Koko loves to eat bananas. There are piles of bananas, where piles[i] is the number of bananas in the i-th pile. Koko can decide her eating speed k. Each hour, she eats k bananas. If the number of bananas in a pile is less than k, she will finish eating it in one hour. If the number of bananas in a pile is more than k, she will eat k bananas from that pile and continue eating the rest next hour. The goal is to find the minimum integer k such that she can eat all the bananas within h hours.

Example 1:

piles = [3,6,7,11], h = 8

Output: 4

Example 2:

piles = [30,11,23,4,20], h = 5

Output: 30

Steps and Explanation:

The problem can be solved using binary search. The search space for k (eating speed) is from 1 (minimum speed to eat at least one banana per hour) to the maximum number of bananas in a single pile (maximum speed).

1. Find the search space: The minimum speed is 1, and the maximum speed is maxPile (the largest number of bananas in any pile).

2. Binary Search: We perform a binary search within this range. For each k (midpoint in the search space):

   • Calculate the total hours needed to eat all bananas with speed k.
   • If the total hours are less than or equal to h, it means we can potentially reduce the speed (k), so we search in the left half.
   • Otherwise, we need to increase the speed (k), so we search in the right half.

3. Calculate total hours: To calculate the total hours needed for a given k, we iterate through the piles array. For each pile, we calculate the number of hours needed to eat that pile using ceiling division ((piles[i] + k - 1) / k). We sum up the hours for all piles.

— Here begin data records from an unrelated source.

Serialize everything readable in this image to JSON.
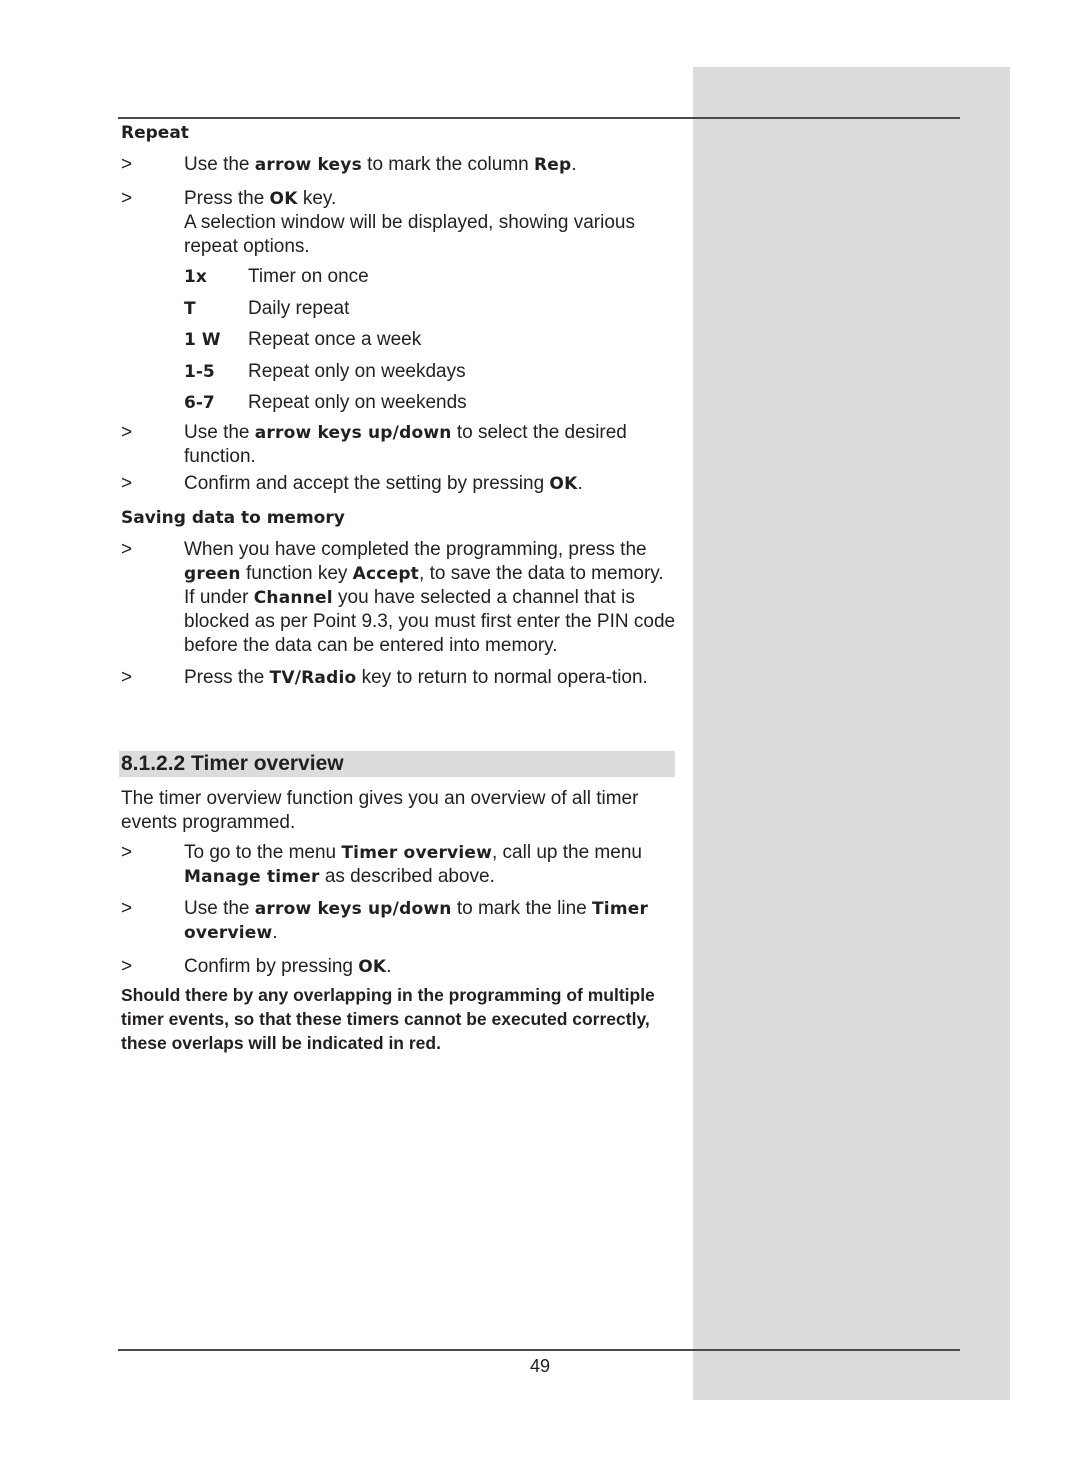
{
  "page": {
    "page_number": "49",
    "colors": {
      "side_panel": "#dcdcde",
      "rule": "#4a4a4a",
      "text": "#231f20"
    }
  },
  "repeat": {
    "heading": "Repeat",
    "step1": {
      "marker": ">",
      "pre": "Use the ",
      "b1": "arrow keys",
      "mid": " to mark the column ",
      "b2": "Rep",
      "post": "."
    },
    "step2": {
      "marker": ">",
      "pre": "Press the ",
      "b1": "OK",
      "post": " key.",
      "detail": "A selection window will be displayed, showing various repeat options."
    },
    "options": [
      {
        "code": "1x",
        "label": "Timer on once"
      },
      {
        "code": "T",
        "label": "Daily repeat"
      },
      {
        "code": "1 W",
        "label": "Repeat once a week"
      },
      {
        "code": "1-5",
        "label": "Repeat only on weekdays"
      },
      {
        "code": "6-7",
        "label": "Repeat only on weekends"
      }
    ],
    "step3": {
      "marker": ">",
      "pre": "Use the ",
      "b1": "arrow keys up/down",
      "post": " to select the desired function."
    },
    "step4": {
      "marker": ">",
      "pre": "Confirm and accept the setting by pressing ",
      "b1": "OK",
      "post": "."
    }
  },
  "saving": {
    "heading": "Saving data to memory",
    "step1": {
      "marker": ">",
      "pre": "When you have completed the programming, press the ",
      "b1": "green",
      "mid": " function key ",
      "b2": "Accept",
      "post": ", to save the data to memory.",
      "detail_pre": "If under ",
      "detail_b": "Channel",
      "detail_post": " you have selected a channel that is blocked as per Point 9.3, you must first enter the PIN code before the data can be entered into memory."
    },
    "step2": {
      "marker": ">",
      "pre": "Press the ",
      "b1": "TV/Radio",
      "post": " key to return to normal opera-tion."
    }
  },
  "timer_overview": {
    "heading": "8.1.2.2 Timer overview",
    "intro": "The timer overview function gives you an overview of all timer events programmed.",
    "step1": {
      "marker": ">",
      "pre": "To go to the menu ",
      "b1": "Timer overview",
      "mid": ", call up the menu ",
      "b2": "Manage timer",
      "post": " as described above."
    },
    "step2": {
      "marker": ">",
      "pre": "Use the ",
      "b1": "arrow keys up/down",
      "mid": " to mark the line ",
      "b2": "Timer overview",
      "post": "."
    },
    "step3": {
      "marker": ">",
      "pre": "Confirm by pressing ",
      "b1": "OK",
      "post": "."
    },
    "note": "Should there by any overlapping in the programming of multiple timer events, so that these timers cannot be executed correctly, these overlaps will be indicated in red."
  }
}
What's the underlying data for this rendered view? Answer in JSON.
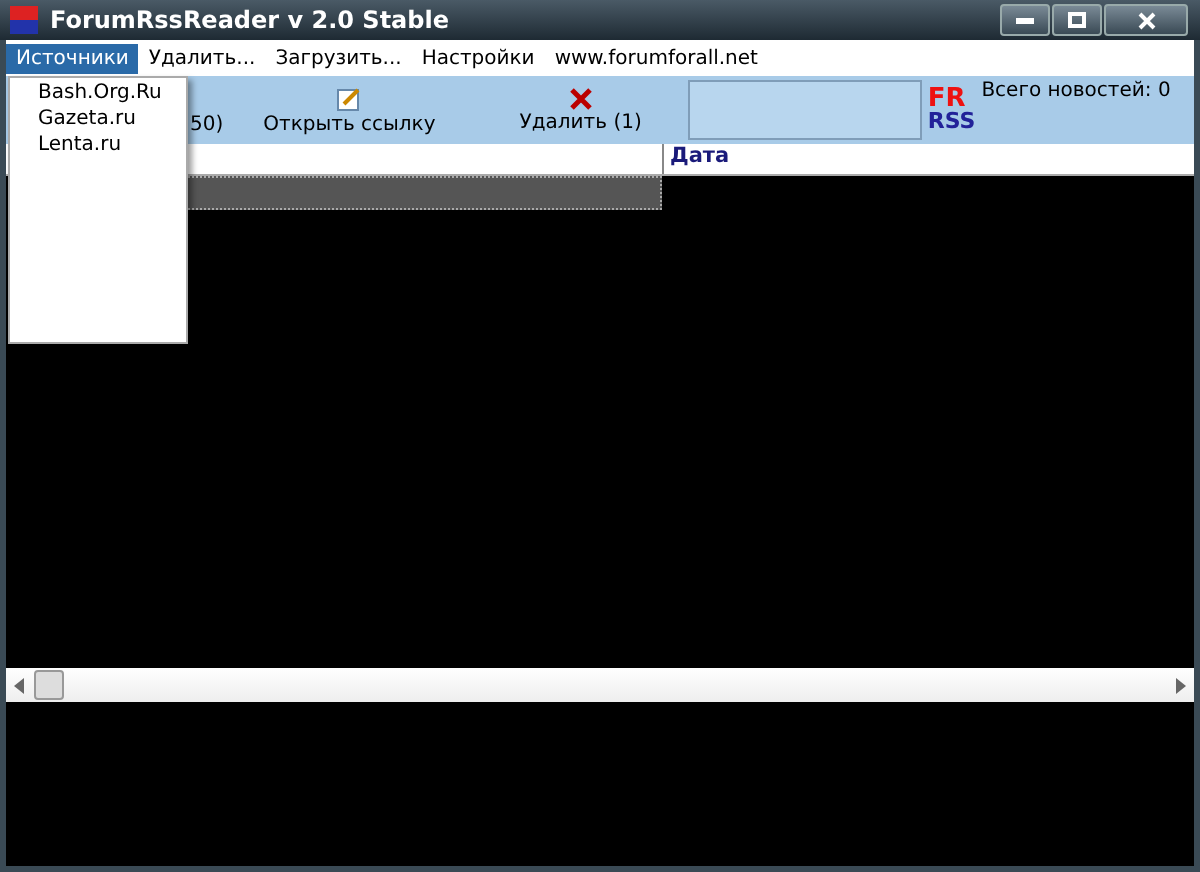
{
  "window": {
    "title": "ForumRssReader v 2.0 Stable"
  },
  "menu": [
    {
      "label": "Источники",
      "selected": true
    },
    {
      "label": "Удалить...",
      "selected": false
    },
    {
      "label": "Загрузить...",
      "selected": false
    },
    {
      "label": "Настройки",
      "selected": false
    },
    {
      "label": "www.forumforall.net",
      "selected": false
    }
  ],
  "dropdown": [
    "Bash.Org.Ru",
    "Gazeta.ru",
    "Lenta.ru"
  ],
  "toolbar": [
    {
      "label": "50)",
      "kind": "text"
    },
    {
      "label": "Открыть ссылку",
      "kind": "open"
    },
    {
      "label": "Удалить (1)",
      "kind": "delete"
    }
  ],
  "logo": {
    "top": "FR",
    "bottom": "RSS"
  },
  "total": "Всего новостей: 0",
  "table": {
    "columns": [
      "Дата"
    ]
  }
}
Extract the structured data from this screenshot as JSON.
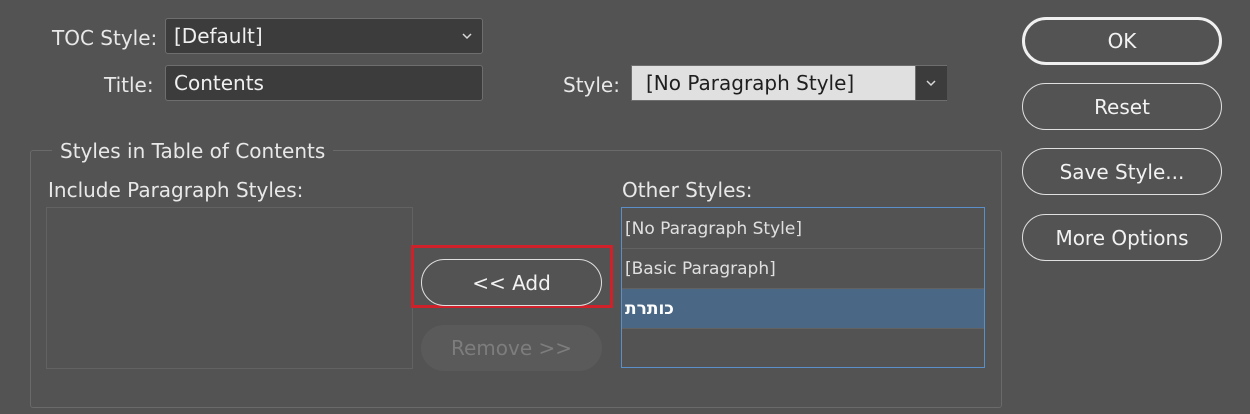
{
  "toc_style": {
    "label": "TOC Style:",
    "value": "[Default]"
  },
  "title": {
    "label": "Title:",
    "value": "Contents"
  },
  "style": {
    "label": "Style:",
    "value": "[No Paragraph Style]"
  },
  "group": {
    "title": "Styles in Table of Contents"
  },
  "include_list": {
    "label": "Include Paragraph Styles:"
  },
  "other_list": {
    "label": "Other Styles:",
    "items": [
      "[No Paragraph Style]",
      "[Basic Paragraph]",
      "כותרת"
    ],
    "selected_index": 2
  },
  "buttons": {
    "ok": "OK",
    "reset": "Reset",
    "save_style": "Save Style...",
    "more_options": "More Options",
    "add": "<< Add",
    "remove": "Remove >>"
  },
  "colors": {
    "background": "#535353",
    "selection": "#4a6886",
    "highlight": "#d0202a",
    "list_border": "#5b8fc9"
  }
}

4. Return the result: The binary search will eventually converge to the minimum k that satisfies the condition.

Code (Java):

class Solution {
    public int minEatingSpeed(int[] piles, int h) {
        int maxPile = 0;
        for (int pile : piles) {
            maxPile = Math.max(maxPile, pile);
        }

        int left = 1;
        int right = maxPile;
        int result = maxPile; // Initialize with the maximum possible value

        while (left <= right) {
            int k = left + (right - left) / 2; // Avoid integer overflow
            long totalHours = 0;
            for (int pile : piles) {
                totalHours += (pile + k - 1) / k; // Ceiling division
            }

            if (totalHours <= h) {
                result = k;
                right = k - 1; // Try a smaller speed
            } else {
                left = k + 1; // Need a faster speed
            }
        }

        return result;
    }
}

Complexity:

• Time Complexity: O(N log M), where N is the number of piles and M is the maximum number of bananas in a pile. The binary search takes log M steps, and calculating totalHours takes O(N) time in each step.
• Space Complexity: O(1). The algorithm uses a constant amount of extra space.